Goldbeck recalls recently watching a movie that featured a busy office scene.

“Papers were shuffling, people were bumping into one another, almost spilling coffee and so on,” she says. “I suddenly felt hungry for that kind of life again, where people are collaborating and sharing ideas.”

Before Rose started his communications agency, he was motivated by similar details.

“I always pictured myself arriving at work, Starbucks in hand, entering the office, and getting down to work,” he explains. “The same feeling can’t quite be replicated from home, no matter how good your webcam is.”

Making Intelligent Decisions About Working From Home

As the work world deals with this latest paradigm shift, there is no one-size fits all approach. Goldbeck Recruiting’s Senior Recruiters acknowledge that any company who insists upon a full-time in-office work schedule will face an uphill climb with regards to recruitment.

Companies should simply be aware that each work model has its own benefits and drawbacks.
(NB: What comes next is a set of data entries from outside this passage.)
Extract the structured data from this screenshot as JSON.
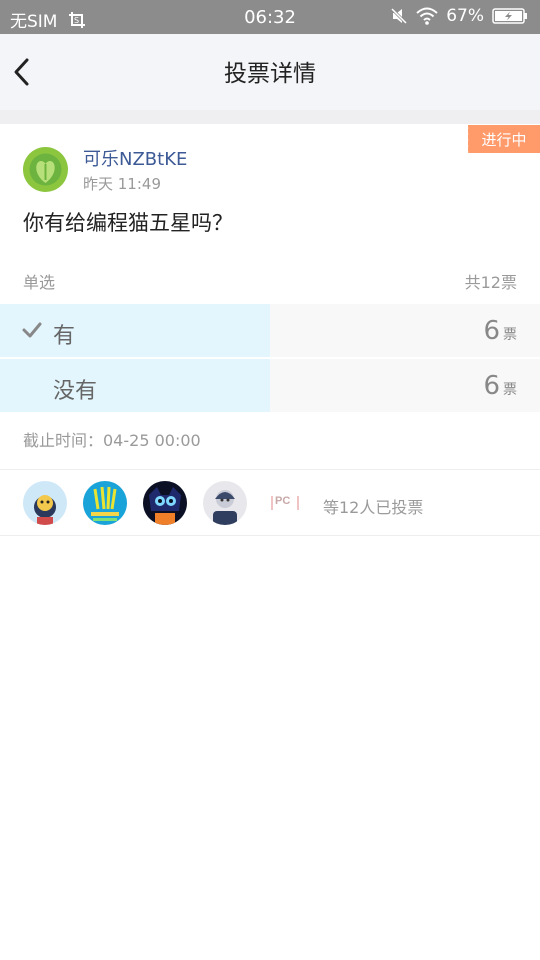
{
  "status_bar": {
    "carrier": "无SIM",
    "time": "06:32",
    "battery": "67%",
    "icons": [
      "screenshot-icon",
      "mute-icon",
      "wifi-icon",
      "battery-icon"
    ]
  },
  "header": {
    "title": "投票详情",
    "back_icon": "chevron-left-icon"
  },
  "poll": {
    "status": "进行中",
    "author": {
      "name": "可乐NZBtKE",
      "time": "昨天 11:49"
    },
    "question": "你有给编程猫五星吗？",
    "type_label": "单选",
    "total_label": "共12票",
    "options": [
      {
        "label": "有",
        "count": "6",
        "unit": "票",
        "selected": true,
        "share": 0.5
      },
      {
        "label": "没有",
        "count": "6",
        "unit": "票",
        "selected": false,
        "share": 0.5
      }
    ],
    "deadline": "截止时间：04-25 00:00"
  },
  "voters": {
    "summary": "等12人已投票",
    "badge_text": "PC"
  },
  "colors": {
    "accent_tag": "#ff9a6b",
    "name_blue": "#3d5a96",
    "option_fill": "#e3f6fd"
  }
}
There is an idea that everybody can work from home, accomplishing just like before, with no detriment to person or productivity. If that seems too good to be true, it is.

Ultimately, it’s a choice and balance is often best. At Goldbeck Recruiting, we’ve even been asked if a job interview could be conducted over email. (Short answer: no!)

The debate over remote work vs. office work is unlikely to go away any time soon. When assessing your company’s ideal arrangement, be sure to go beyond simple memes and clickbait op-eds and consider the full picture. Researching the plans being used by your competitors will show you what is and is not working. Staff surveys will help you understand the opinions of these important stakeholders and help you get it right. Your next million-dollar idea, as well as the mental health of your staff, could depend upon it.